A key strength of this study is its comparative design, which evaluated multiple freely accessible LLMs against a set of clinically relevant questions. This methodology allowed for a direct comparison of their strengths and weaknesses. However, this study is not without limitations. The study is based on only 30 responses. This is a very limited sample from which to draw generalized conclusions about the clinical decision-support capabilities of LLMs across the broader field of gynecology and obstetrics.

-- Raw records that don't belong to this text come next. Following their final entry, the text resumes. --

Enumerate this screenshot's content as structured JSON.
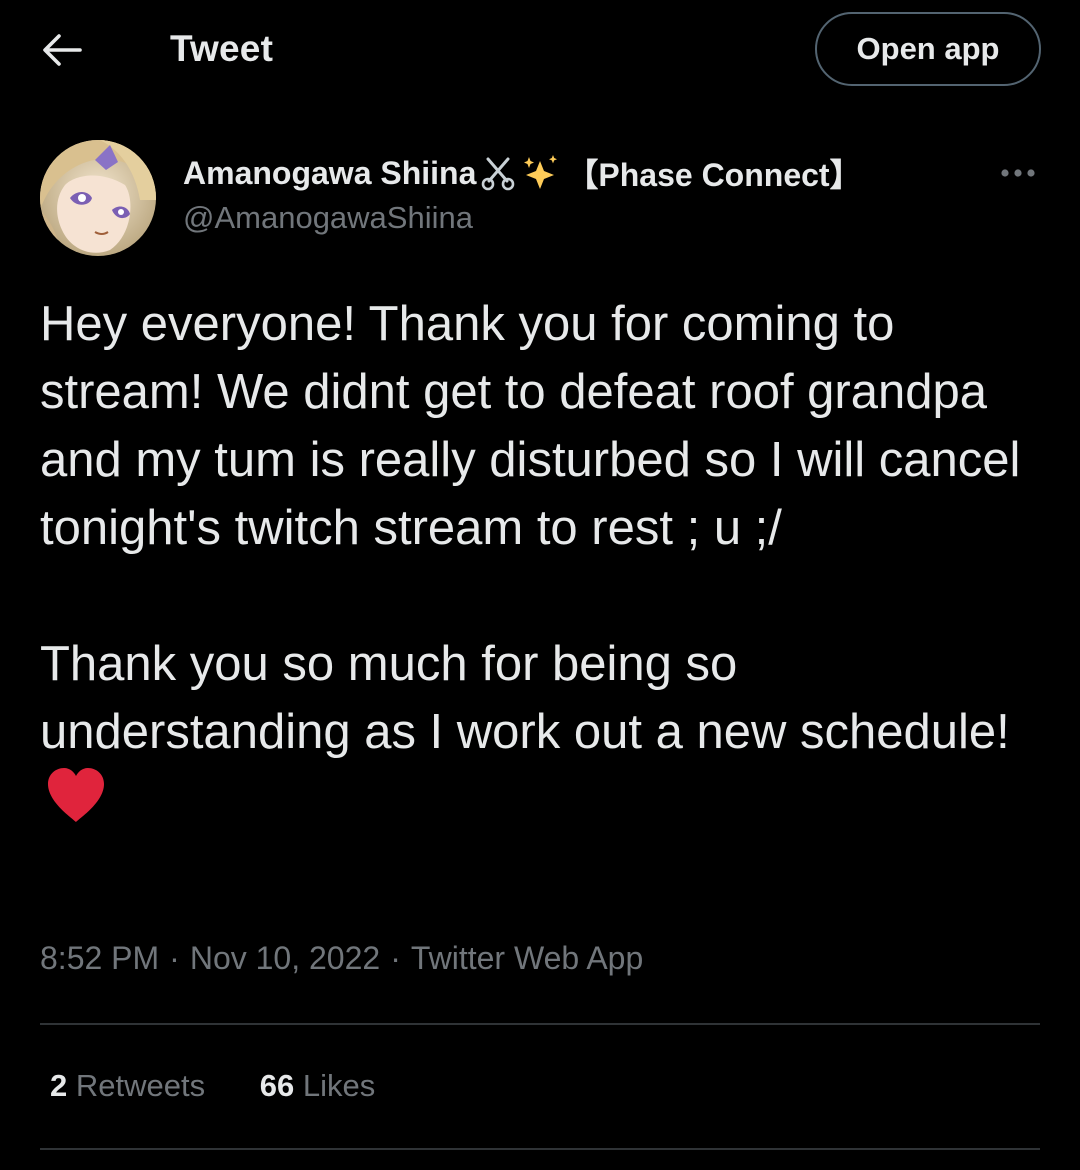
{
  "header": {
    "title": "Tweet",
    "open_app_label": "Open app",
    "back_icon": "arrow-left-icon"
  },
  "author": {
    "display_name": "Amanogawa Shiina",
    "name_emojis": [
      "scissors-icon",
      "sparkles-icon"
    ],
    "affiliation": "【Phase Connect】",
    "handle": "@AmanogawaShiina"
  },
  "tweet": {
    "paragraph1": "Hey everyone! Thank you for coming to stream! We didnt get to defeat roof grandpa and my tum is really disturbed so I will cancel tonight's twitch stream to rest ; u ;/",
    "paragraph2": "Thank you so much for being so understanding as I work out a new schedule!",
    "trailing_emoji": "red-heart-icon"
  },
  "meta": {
    "time": "8:52 PM",
    "separator": "·",
    "date": "Nov 10, 2022",
    "source": "Twitter Web App"
  },
  "stats": {
    "retweets_count": "2",
    "retweets_label": "Retweets",
    "likes_count": "66",
    "likes_label": "Likes"
  },
  "colors": {
    "background": "#000000",
    "text_primary": "#e7e9ea",
    "text_secondary": "#71767b",
    "divider": "#2f3336",
    "heart": "#e0243c"
  }
}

In its current form, the work principally demonstrates differences in the quality of informational responses generated by three chatbot interfaces in response to the ten predefined questions. Moreover, the comparison includes different models with different training paradigms, only free versions, and no control for prompt phrasing effects. Given the variability of LLM outputs, their responses can change over time as they are updated, hence impairing the reproducibility of the results, whereas the free versions of these models may not always reflect their full capabilities. Furthermore, the study’s scope was limited to a specific set of gynecologic and obstetric conditions and did not explore the full breadth of IR applications.

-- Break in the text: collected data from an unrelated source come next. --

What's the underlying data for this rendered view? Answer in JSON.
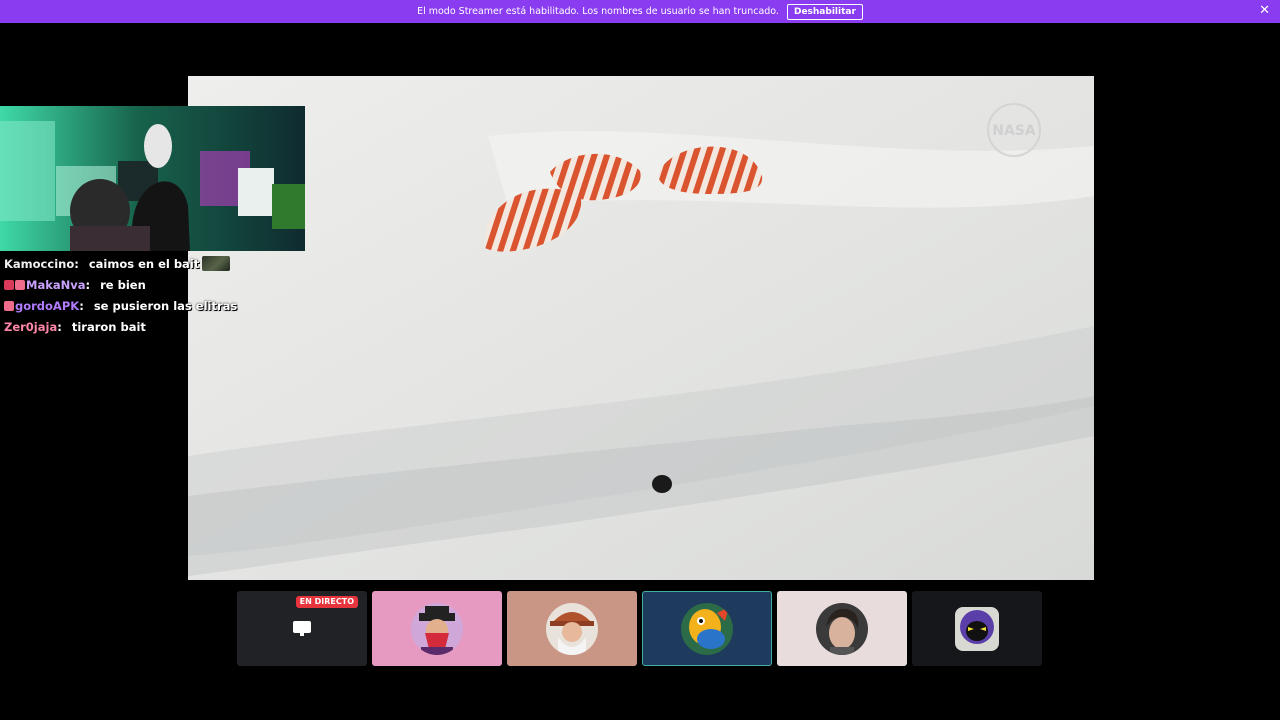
{
  "banner": {
    "message": "El modo Streamer está habilitado. Los nombres de usuario se han truncado.",
    "button_label": "Deshabilitar",
    "close_glyph": "✕"
  },
  "colors": {
    "banner_bg": "#8a3cf0",
    "live_badge": "#e8343d",
    "active_tile_border": "#3fb0a0"
  },
  "video": {
    "watermark": "NASA"
  },
  "chat": {
    "lines": [
      {
        "user": "Kamoccino",
        "sep": ":",
        "message": "caimos en el bait",
        "color": "#f1f1f1"
      },
      {
        "user": "MakaNva",
        "sep": ":",
        "message": "re bien",
        "color": "#c9a2ff"
      },
      {
        "user": "gordoAPK",
        "sep": ":",
        "message": "se pusieron las elitras",
        "color": "#b27cff"
      },
      {
        "user": "Zer0jaja",
        "sep": ":",
        "message": "tiraron bait",
        "color": "#ff86a8"
      }
    ]
  },
  "tiles": {
    "live_label": "EN DIRECTO",
    "items": [
      {
        "bg": "#202225",
        "icon": "screen-share-icon"
      },
      {
        "bg": "#e69ac1",
        "icon": "avatar-bandit"
      },
      {
        "bg": "#c99584",
        "icon": "avatar-old-man"
      },
      {
        "bg": "#1e3a5c",
        "icon": "avatar-cartoon-fish"
      },
      {
        "bg": "#e9dcdc",
        "icon": "avatar-person"
      },
      {
        "bg": "#16171a",
        "icon": "avatar-helmet"
      }
    ]
  }
}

Future research should focus on a longitudinal evaluation of LLM performance, under consideration of possible ethical risks (e.g., misinformation, patient misuse of LLMs), as technology evolves. It would be beneficial to expand the scope to include a wider range of clinical specialties and a larger, more diverse set of questions. Investigating the clinical impact of LLM use by both patients and clinicians, for example, by conducting a randomized controlled trial, would be a critical next step. The development of specialized, medical-focused LLMs with transparent training data and rigorous validation protocols could also address some of the current limitations.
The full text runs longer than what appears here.